Maybe this midrash illustrates the power of love and maybe it doesn't. This couple probably did not meet much before their wedding day, and they were probably a couple of teenagers at the time. But after ten years together, after taking the uniqueness and specialness of the relationship seriously, they discovered in tragedy and frustration a truth about themselves they cannot deny. More than silver or gold, the usual booty of a divorce, more than religious obligation, the motivation for their separation, more even than the child they both yearned to parent, when push came to shove, it was love that mattered. Wealth wouldn't do. Halakhah wouldn't do. Another partner wouldn't do. This sacred relationship was the most treasured thing in their lives, the reason to get up in the morning and the reason to go to bed at night, with all that phrase implies.

Yet the lesson at the end of the story seems to be less about love than about the power of a righteous man's prayer.

So guess what? There's more.

But first, please let me review. Love, real love, honest love, is preferential. Love means lots of things in its application, but at the center of live is kedusha, holiness, a choice to consider one you love unique, special, set apart. Love demands choice. And of course, if love means choosing one person, or one group, it means not choosing another. The love I have for my wife is exclusive, much greater than any love I have for you. The love I have for my children is deeper, more profound and more important to me than any love I have for your children. The love I have for Israel is different to me than any love I have for another place. The love I have for Jews is distinct from any love I have for non-Jews.

Ouch. I know.

But it is a fact. There are things I will do for Jews - even Jews I don't much like - that I will not do for non-Jews - even those I like very much, in fact, care about deeply. I will meet their needs and desires against my own particular interests.

Many of you have non-Jews in your families, and so do I, and so I warn you about misrepresenting what I just said. There are lots of reasons to bestow love on someone, to make that person unique and special and worthy of sacrifice. That's genuine love. And it flows from relationship, just like the couple in the story. Jews who are born Jews are born into that kind of relationship with each other. Jews who choose to be Jews choose that kind of relationship with us all. But as individuals in deep relationship, being Jewish is irrelevant.

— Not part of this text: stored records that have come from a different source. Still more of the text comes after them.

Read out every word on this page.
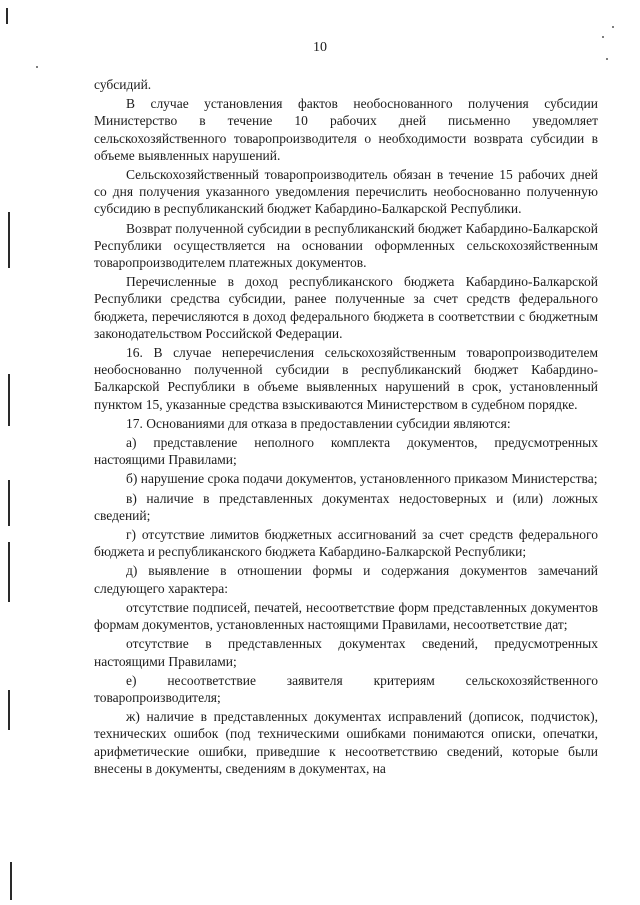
10

субсидий.

В случае установления фактов необоснованного получения субсидии Министерство в течение 10 рабочих дней письменно уведомляет сельскохозяйственного товаропроизводителя о необходимости возврата субсидии в объеме выявленных нарушений.

Сельскохозяйственный товаропроизводитель обязан в течение 15 рабочих дней со дня получения указанного уведомления перечислить необоснованно полученную субсидию в республиканский бюджет Кабардино-Балкарской Республики.

Возврат полученной субсидии в республиканский бюджет Кабардино-Балкарской Республики осуществляется на основании оформленных сельскохозяйственным товаропроизводителем платежных документов.

Перечисленные в доход республиканского бюджета Кабардино-Балкарской Республики средства субсидии, ранее полученные за счет средств федерального бюджета, перечисляются в доход федерального бюджета в соответствии с бюджетным законодательством Российской Федерации.

16. В случае неперечисления сельскохозяйственным товаропроизводителем необоснованно полученной субсидии в республиканский бюджет Кабардино-Балкарской Республики в объеме выявленных нарушений в срок, установленный пунктом 15, указанные средства взыскиваются Министерством в судебном порядке.

17. Основаниями для отказа в предоставлении субсидии являются:

а) представление неполного комплекта документов, предусмотренных настоящими Правилами;

б) нарушение срока подачи документов, установленного приказом Министерства;

в) наличие в представленных документах недостоверных и (или) ложных сведений;

г) отсутствие лимитов бюджетных ассигнований за счет средств федерального бюджета и республиканского бюджета Кабардино-Балкарской Республики;

д) выявление в отношении формы и содержания документов замечаний следующего характера:

отсутствие подписей, печатей, несоответствие форм представленных документов формам документов, установленных настоящими Правилами, несоответствие дат;

отсутствие в представленных документах сведений, предусмотренных настоящими Правилами;

е) несоответствие заявителя критериям сельскохозяйственного товаропроизводителя;

ж) наличие в представленных документах исправлений (дописок, подчисток), технических ошибок (под техническими ошибками понимаются описки, опечатки, арифметические ошибки, приведшие к несоответствию сведений, которые были внесены в документы, сведениям в документах, на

So here is the end of the story, and with it just about the end of this sermon.

V'harei d'varim kal vachomer, And here is the lesson you can draw from this story: Just as it is the case for a human being who declares to another human being that there is no wonderful thing I desire more than you and that which they long for comes to be, so the people Israel, which waits for the Holy to redeem us every day, saying there is no wonderful thing I desire more than you, how much to more so will that for which we long come to be.

You know the power of love. You have received it and you have given it. You very much want to believe that the love you feel is available to anyone who crosses your path. It isn't. That's not love. That's compassion, good will, blessings, generosity, appreciation, respect or a hundred other things. Love is preferential. Love means choosing. And love means acting on that preference and that choice.

That is the lesson Rabbi Akiva taught in discussing the dilemma of the two people in the desert with only enough water for one. That love means preference. That, unfair as it might appear on the surface, is what real love is all about, and it is what real life is all about. And frankly, it is why I am very glad to be a Jew, which takes nothing away from why someone else might be just as glad to be a Christian, a Hindu, an ancient Greek or an atheist like John Lennon.

So please, my friends, do not deny yourself love. Love your partner, your parents, your children, your friends. Love your people. Love your land. Love your God. Because, as the Doobie Brothers asked, without love, where would you be now? I think the answer is - dying of thirst in the desert.